We’ll examine where AI initiatives break down, and why the problem definition phase is where ethical risk accumulates fastest and costs least to address. We’ll then work through the key dimensions a responsible pre-build evaluation should cover: the use context, stakeholder vulnerabilities, technical risk profiles, and standards-based practices to challenge embedded assumptions for better-aligned AI systems.

The core of the session is a guided exercise in which participants draft their own system instructions and methodology statement for a custom GPT-based evaluator tool. Working from a provided template and prompting scaffold, participants will build an evaluator designed to surface the conversations, knowledge gaps, and blind spots that responsible AI (RAI) literature tells us teams commonly miss. The result is a companion tool that surfaces the right questions at the right moment in your process.

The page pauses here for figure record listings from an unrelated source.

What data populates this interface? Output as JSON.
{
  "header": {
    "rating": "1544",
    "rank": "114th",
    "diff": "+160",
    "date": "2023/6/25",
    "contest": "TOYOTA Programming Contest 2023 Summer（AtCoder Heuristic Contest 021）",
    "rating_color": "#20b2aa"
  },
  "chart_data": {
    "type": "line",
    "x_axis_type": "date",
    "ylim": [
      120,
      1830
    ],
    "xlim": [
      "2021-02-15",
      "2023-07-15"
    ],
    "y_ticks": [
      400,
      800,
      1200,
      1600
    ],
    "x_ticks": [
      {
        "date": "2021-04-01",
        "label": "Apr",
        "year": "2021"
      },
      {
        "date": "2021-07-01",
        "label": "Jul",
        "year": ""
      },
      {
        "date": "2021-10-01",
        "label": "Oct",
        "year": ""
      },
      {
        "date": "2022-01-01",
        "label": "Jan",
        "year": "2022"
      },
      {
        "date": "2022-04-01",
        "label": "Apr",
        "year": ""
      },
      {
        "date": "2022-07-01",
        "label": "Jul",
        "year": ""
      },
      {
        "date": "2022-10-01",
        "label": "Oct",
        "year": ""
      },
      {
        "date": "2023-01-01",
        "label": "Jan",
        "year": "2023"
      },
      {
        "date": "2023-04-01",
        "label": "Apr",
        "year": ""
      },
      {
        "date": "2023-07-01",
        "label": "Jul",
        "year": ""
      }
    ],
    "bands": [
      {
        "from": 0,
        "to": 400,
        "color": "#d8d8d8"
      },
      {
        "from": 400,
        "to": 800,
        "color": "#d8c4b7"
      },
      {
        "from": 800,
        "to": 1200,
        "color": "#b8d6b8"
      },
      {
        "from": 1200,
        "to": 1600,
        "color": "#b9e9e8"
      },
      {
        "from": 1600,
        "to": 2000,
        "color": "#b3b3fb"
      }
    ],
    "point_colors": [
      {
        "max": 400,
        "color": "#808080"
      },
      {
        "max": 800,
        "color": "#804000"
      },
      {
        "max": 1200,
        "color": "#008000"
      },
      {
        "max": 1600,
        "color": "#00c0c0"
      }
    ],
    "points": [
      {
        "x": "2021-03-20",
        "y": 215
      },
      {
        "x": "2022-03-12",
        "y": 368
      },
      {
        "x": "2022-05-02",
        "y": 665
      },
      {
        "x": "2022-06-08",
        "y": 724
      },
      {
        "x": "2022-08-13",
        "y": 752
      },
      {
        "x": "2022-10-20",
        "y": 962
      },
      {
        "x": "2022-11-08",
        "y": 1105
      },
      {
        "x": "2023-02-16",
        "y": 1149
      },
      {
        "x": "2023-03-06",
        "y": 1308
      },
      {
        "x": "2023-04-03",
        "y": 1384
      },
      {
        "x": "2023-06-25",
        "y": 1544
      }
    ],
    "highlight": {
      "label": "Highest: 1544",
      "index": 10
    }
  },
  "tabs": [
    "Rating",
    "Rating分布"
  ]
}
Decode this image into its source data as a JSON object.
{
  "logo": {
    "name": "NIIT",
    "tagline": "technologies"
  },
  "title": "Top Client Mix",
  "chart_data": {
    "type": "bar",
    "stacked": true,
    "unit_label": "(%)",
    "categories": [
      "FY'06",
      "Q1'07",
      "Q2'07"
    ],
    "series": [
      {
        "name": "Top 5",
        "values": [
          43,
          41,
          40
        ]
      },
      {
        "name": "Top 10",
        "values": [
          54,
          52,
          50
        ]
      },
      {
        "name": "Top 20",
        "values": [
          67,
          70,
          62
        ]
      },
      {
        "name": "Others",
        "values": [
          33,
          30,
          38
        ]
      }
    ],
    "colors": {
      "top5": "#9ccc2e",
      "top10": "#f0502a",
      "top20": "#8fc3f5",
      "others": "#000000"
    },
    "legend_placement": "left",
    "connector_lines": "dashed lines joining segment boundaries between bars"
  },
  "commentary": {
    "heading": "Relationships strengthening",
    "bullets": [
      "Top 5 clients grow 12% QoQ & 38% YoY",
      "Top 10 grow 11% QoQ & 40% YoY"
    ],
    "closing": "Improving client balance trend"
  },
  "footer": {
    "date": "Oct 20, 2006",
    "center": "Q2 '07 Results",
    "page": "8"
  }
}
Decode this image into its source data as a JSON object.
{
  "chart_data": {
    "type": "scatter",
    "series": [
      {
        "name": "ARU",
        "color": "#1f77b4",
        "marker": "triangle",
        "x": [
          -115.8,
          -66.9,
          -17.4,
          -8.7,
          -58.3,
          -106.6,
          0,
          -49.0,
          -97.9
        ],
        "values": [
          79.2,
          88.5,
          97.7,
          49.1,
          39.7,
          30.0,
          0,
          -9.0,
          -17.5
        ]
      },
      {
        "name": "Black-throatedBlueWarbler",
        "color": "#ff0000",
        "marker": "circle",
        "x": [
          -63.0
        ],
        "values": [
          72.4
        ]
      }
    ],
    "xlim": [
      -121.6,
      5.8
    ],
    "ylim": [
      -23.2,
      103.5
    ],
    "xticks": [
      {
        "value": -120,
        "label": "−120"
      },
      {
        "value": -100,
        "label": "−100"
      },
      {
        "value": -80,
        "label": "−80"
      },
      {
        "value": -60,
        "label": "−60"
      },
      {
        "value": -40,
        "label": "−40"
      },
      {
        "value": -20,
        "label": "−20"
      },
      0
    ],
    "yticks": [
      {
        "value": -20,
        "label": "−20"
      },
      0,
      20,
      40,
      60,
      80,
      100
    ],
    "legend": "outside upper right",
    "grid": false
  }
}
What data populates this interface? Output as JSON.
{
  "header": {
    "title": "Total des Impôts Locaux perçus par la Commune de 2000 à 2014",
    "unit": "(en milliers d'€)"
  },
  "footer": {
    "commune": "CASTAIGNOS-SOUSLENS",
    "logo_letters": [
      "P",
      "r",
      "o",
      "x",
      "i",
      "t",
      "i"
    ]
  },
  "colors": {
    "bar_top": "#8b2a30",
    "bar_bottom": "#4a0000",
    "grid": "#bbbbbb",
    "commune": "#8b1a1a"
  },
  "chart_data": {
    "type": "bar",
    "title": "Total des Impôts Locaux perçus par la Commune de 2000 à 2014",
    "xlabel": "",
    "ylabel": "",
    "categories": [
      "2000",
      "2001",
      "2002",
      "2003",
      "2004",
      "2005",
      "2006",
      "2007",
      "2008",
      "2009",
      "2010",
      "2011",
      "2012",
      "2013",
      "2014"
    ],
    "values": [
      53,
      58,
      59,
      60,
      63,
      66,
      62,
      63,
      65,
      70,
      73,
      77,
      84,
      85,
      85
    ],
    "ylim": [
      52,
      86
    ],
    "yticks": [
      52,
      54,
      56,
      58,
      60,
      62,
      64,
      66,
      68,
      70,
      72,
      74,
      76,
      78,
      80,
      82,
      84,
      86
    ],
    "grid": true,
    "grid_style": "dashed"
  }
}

Participants will then compare their evaluators in small groups. Divergent approaches become learning moments about the assumptions each of us carries into a build decision without realizing it.

Who should attend:

Data scientists, ML engineers, and AI practitioners, especially those working in regulated or high-stakes domains.

What you’ll leave with:

A framework for AI use case evaluation you can apply immediately, a reusable system instructions template for building your own GPT-based evaluator, and a curated set of resources from the RAI literature that informed the framework.

About the Speaker

Jill Heinze

Strategic Advisor, AI Product Development & Founder, Saddle-Stitch Consulting

Jill Heinze helps product leaders make smarter AI decisions through strategic intelligence and ground truth research. As founder of Saddle-Stitch Consulting, she brings 20 years of user research and competitive intelligence experience to help organizations navigate AI uncertainty, revealing what competitors miss and avoiding expensive mistakes before they happen. She serves as Responsible AI Program Director for The American College of Financial Services and hosts Responsible Tech Talks on LinkedIn Live.